Prin snarled at it; the creature took another half-step back. Its fellows across the hillside had stopped and now stood motionless, looking on. They would wait and see which way this was going to go before deciding either to join in with leave-some-for-me! bravado, or pretend it had been nothing to do with them in the first place.
Prin shook the still-catatonically-inert Chay towards the osteophager.
The osteophager blinked, looked round with apparent unconcern, checking to see what the rest of its detail was doing. Not coming bounding to its side to face down this sudden interloper steadfastly and together, clearly. The creature looked down, brushed at the ground in front of it with the back of one paw, claws mostly retracted.
Prin snarled again, clutched Chay to his chest, turned and bounded down the hillside past decaying corpses and spikes pennanted with ragged strips of flesh. He splashed through the dark stream of blood and went springing diagonally up the slope towards the mill. The group from the giant beetle had disappeared inside the building. The beetle itself had closed its abdomen and was unpacking its wings from beneath its gleaming wing covers. Prin was close enough to see demons moving inside its enormous faceted eyes.
Pilots, he thought, for an assemblage of code that might as well have been kept aloft through the wielding of an enchanted feather, or a magic anvil for that matter.
He leapt on up the hillside, towards the mill.
Five
From somewhere came the idea that there were many different levels of sleeping, of unconsciousness, and therefore of awakening.

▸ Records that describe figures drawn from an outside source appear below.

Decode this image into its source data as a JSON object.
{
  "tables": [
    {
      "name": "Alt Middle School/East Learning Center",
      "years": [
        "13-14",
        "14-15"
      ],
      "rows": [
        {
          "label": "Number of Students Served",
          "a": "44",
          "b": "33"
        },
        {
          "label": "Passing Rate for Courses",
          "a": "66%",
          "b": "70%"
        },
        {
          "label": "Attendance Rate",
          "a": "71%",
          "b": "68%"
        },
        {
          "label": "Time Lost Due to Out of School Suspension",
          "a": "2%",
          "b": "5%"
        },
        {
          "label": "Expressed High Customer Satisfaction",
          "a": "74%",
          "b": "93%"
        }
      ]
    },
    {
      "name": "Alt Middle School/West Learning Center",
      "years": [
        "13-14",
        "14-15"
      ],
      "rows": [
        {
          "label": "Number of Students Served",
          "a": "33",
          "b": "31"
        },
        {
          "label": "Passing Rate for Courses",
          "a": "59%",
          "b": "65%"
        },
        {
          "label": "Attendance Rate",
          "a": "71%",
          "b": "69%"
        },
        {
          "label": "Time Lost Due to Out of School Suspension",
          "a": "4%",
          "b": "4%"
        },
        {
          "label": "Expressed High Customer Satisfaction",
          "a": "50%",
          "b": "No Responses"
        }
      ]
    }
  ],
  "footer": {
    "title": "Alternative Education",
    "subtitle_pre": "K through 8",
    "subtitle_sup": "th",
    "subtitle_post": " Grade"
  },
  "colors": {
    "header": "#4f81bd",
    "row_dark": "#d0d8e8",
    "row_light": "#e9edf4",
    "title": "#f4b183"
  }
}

In the midst of this pleasant woozy calm – warm, pleasantly swaddled, self-huggingly curled up, a sort of ruddy darkness behind the eyelids – it was an easy and comforting thing to contemplate the many ways one might be away, and then come back.
You fell asleep just for an instant sometimes; that sudden nod and jerk awake again, lasting a moment. Or you had short naps, often self-timed, limited by knowing you had a few minutes or a half-hour or whatever.

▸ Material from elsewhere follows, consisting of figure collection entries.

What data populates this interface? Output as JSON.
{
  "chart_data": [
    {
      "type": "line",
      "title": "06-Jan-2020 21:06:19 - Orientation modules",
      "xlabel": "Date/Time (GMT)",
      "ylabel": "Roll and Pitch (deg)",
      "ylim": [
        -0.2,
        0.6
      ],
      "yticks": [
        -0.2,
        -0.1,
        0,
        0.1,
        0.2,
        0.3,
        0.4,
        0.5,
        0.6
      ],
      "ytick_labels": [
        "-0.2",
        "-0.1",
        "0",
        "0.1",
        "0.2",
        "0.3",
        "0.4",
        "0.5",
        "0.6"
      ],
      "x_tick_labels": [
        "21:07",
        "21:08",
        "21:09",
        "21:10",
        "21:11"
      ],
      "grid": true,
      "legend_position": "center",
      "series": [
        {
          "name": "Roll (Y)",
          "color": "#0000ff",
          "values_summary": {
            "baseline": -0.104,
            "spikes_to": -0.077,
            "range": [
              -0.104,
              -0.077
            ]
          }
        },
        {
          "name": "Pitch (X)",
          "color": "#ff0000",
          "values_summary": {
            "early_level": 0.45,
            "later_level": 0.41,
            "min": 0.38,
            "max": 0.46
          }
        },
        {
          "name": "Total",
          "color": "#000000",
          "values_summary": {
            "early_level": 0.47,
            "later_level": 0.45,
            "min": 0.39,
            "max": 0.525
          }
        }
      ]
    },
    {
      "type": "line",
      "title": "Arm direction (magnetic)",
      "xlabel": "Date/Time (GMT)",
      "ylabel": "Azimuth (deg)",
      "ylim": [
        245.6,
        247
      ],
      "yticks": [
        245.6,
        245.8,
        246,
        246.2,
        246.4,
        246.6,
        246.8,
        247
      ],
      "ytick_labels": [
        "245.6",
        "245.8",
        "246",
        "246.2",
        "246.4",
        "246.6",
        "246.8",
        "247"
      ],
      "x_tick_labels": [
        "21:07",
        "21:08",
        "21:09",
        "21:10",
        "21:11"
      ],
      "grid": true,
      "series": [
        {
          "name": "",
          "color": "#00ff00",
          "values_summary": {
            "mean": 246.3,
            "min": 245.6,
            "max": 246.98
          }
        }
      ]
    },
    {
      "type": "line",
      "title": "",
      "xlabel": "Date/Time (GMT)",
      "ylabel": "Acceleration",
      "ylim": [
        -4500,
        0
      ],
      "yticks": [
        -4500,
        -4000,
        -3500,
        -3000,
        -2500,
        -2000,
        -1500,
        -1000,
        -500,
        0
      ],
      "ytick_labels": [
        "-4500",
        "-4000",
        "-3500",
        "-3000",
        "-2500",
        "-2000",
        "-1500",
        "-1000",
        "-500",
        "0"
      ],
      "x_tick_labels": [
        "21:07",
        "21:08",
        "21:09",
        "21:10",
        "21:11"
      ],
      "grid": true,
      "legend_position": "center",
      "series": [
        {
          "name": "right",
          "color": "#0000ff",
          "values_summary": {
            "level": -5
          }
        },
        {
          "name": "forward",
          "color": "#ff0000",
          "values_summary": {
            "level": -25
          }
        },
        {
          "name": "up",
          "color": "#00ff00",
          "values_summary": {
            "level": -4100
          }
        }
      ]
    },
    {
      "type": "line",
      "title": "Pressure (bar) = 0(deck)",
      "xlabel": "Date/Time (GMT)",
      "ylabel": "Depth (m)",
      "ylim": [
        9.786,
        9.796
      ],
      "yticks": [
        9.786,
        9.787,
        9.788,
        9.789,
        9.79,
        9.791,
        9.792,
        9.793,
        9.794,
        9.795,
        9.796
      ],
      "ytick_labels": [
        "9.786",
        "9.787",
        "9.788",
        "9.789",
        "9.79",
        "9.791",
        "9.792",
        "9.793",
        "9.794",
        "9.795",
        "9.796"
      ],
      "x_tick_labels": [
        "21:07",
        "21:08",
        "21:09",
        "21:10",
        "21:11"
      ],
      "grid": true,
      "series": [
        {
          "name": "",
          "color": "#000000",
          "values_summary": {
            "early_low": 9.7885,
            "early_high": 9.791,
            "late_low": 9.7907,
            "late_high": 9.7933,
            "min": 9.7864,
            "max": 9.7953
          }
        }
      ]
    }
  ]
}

Of course you had your classic Good Night’s Sleep, however much things like shift systems and all-night facilities and drugs and city lighting might sometimes interfere.
Then there was the deeper unconsciousness of being knocked out, put carefully under for some medical procedure, or randomly banging your head and briefly not even knowing your own name. Also, people still lapsed into comas, and came out of those very gradually; that must be an odd feeling. And for a while there, for the last few centuries, though not so often these days because things had moved on, there was the sub-sleep of deep space travel, when you were put into a sort of deep, long-term hibernation for years or decades at a time, kept frigidly cold and barely alive, to be revived when your destination approached. Some people had been kept like this back at home, too, awaiting medical advances. Waking up from something like that must be quite a strange thing, she thought.
She felt an urge to turn over, as though she was nestled in a fabulously comfortable bed but now had spent enough time on this side and needed to shift to lie the other way. She felt very light, she realised, though even as she thought this she seemed to feel very slightly, reassuringly heavier.
She felt herself take a deep, satisfying breath, and duly turned over, eyes still tightly closed. She had a vague feeling that she didn’t entirely know where she was, but it didn’t bother her. Usually that was a slightly disturbing sensation, occasionally even a very disturbing, frightening experience, but not this time. Somehow she knew that wherever she was she was safe, cared for, and in no danger.
She felt good. Really good, in fact.
When she thought about it, she realised that she couldn’t remember ever having felt so good, so secure, so happy. She felt a tiny frown form on her face. Oh, come on, she told herself. She
She knew that if she woke up fully she would remember properly, but – much as a part of her wanted to be completely awake, to answer this question and sort all this out – another part of her was too happy just lying here, wherever she was, drowsy, secure and happy.